Marion Wagon a disparu le 14 novembre 1996 à Agen, sur les 400 mètres séparant son école du domicile familial. [GEORGES GOBET / AFP]

Estelle Mouzin, Marion Wagon, Jérôme Cantet... Ces noms se sont tristement retrouvés dans les journaux en raison de leur mystérieuse volatilisation. À l'occasion de la Journée internationale des enfants disparus, ce lundi 25 mai, voici plusieurs affaires emblématiques non élucidées qui ont secoué la France.

Habib Nedder (2014)

Hiver 2014. Jennifer Dana, mère du petit Habib, 13 mois, décide de confier à contrecœur son enfant à son père, avec qui elle est séparée et qui ne dispose pourtant pas de la garde alternée ce week-end. Le dimanche 19 janvier, la génitrice passe la soirée à attendre de récupérer son enfant. Elle ne le reverra plus jamais. 

Son ancien compagnon refuse de lui rendre Habib et s'enfuit.

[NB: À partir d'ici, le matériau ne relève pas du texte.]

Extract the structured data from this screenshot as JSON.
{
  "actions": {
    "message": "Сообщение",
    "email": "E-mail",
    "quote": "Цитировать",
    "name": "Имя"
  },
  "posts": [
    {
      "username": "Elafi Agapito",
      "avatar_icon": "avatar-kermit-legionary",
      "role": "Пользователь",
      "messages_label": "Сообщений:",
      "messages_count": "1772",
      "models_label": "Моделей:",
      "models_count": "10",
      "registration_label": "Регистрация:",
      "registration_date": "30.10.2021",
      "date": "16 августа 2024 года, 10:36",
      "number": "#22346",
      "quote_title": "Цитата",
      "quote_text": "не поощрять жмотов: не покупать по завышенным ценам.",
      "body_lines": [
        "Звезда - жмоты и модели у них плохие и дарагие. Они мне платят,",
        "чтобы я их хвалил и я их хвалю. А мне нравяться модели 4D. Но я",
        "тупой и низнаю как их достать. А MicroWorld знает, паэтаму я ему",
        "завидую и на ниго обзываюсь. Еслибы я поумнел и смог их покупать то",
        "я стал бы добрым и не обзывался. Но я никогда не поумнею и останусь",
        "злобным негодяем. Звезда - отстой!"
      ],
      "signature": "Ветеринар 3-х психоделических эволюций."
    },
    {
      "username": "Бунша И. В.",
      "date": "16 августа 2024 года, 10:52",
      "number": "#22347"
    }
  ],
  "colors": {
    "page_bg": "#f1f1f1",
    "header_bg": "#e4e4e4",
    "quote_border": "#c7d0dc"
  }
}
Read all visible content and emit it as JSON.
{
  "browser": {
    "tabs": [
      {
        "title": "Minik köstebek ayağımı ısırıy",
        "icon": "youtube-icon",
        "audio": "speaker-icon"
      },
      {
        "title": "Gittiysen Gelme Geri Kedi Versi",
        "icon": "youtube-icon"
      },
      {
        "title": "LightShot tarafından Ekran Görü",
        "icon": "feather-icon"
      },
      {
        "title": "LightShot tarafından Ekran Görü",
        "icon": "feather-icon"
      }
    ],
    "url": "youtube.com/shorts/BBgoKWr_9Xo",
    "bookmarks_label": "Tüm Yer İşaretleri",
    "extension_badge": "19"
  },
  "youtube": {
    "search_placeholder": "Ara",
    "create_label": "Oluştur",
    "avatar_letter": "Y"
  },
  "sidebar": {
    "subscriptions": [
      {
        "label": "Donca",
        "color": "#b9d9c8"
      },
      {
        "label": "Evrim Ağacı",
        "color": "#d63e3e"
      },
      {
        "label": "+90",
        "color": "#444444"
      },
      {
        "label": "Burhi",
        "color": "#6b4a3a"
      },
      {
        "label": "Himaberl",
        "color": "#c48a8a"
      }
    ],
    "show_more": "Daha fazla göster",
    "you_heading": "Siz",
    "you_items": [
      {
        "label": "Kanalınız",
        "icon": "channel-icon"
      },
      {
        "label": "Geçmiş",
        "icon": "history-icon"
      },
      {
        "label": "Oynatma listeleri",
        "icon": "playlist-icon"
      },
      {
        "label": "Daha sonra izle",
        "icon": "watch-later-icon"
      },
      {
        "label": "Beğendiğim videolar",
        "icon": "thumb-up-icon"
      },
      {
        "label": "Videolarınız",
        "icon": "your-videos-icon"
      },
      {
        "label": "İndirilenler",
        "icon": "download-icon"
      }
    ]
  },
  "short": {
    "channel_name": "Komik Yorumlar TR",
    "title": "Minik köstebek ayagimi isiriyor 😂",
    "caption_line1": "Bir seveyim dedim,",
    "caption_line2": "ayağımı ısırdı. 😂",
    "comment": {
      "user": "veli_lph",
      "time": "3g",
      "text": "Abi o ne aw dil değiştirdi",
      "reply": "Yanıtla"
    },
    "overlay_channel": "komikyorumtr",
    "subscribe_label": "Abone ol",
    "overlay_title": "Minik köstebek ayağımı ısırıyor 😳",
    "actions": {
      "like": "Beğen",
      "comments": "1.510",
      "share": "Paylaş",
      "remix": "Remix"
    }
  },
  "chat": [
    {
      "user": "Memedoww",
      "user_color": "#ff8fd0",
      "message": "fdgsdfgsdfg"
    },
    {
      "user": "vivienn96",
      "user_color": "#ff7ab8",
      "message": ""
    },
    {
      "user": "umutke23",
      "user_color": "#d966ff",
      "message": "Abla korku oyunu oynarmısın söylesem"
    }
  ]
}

Le père sera retrouvé quatre mois plus tard, mort décapité dans une rivière de l'Ariège. Quant au bébé, il n'a jamais été retrouvé. Depuis, l'enquête patine. En 2022, des enquêteurs accompagnés de chiens spécialisés dans les recherches de restes humains sont revenus sur les lieux où le père a été retrouvé sans vie. 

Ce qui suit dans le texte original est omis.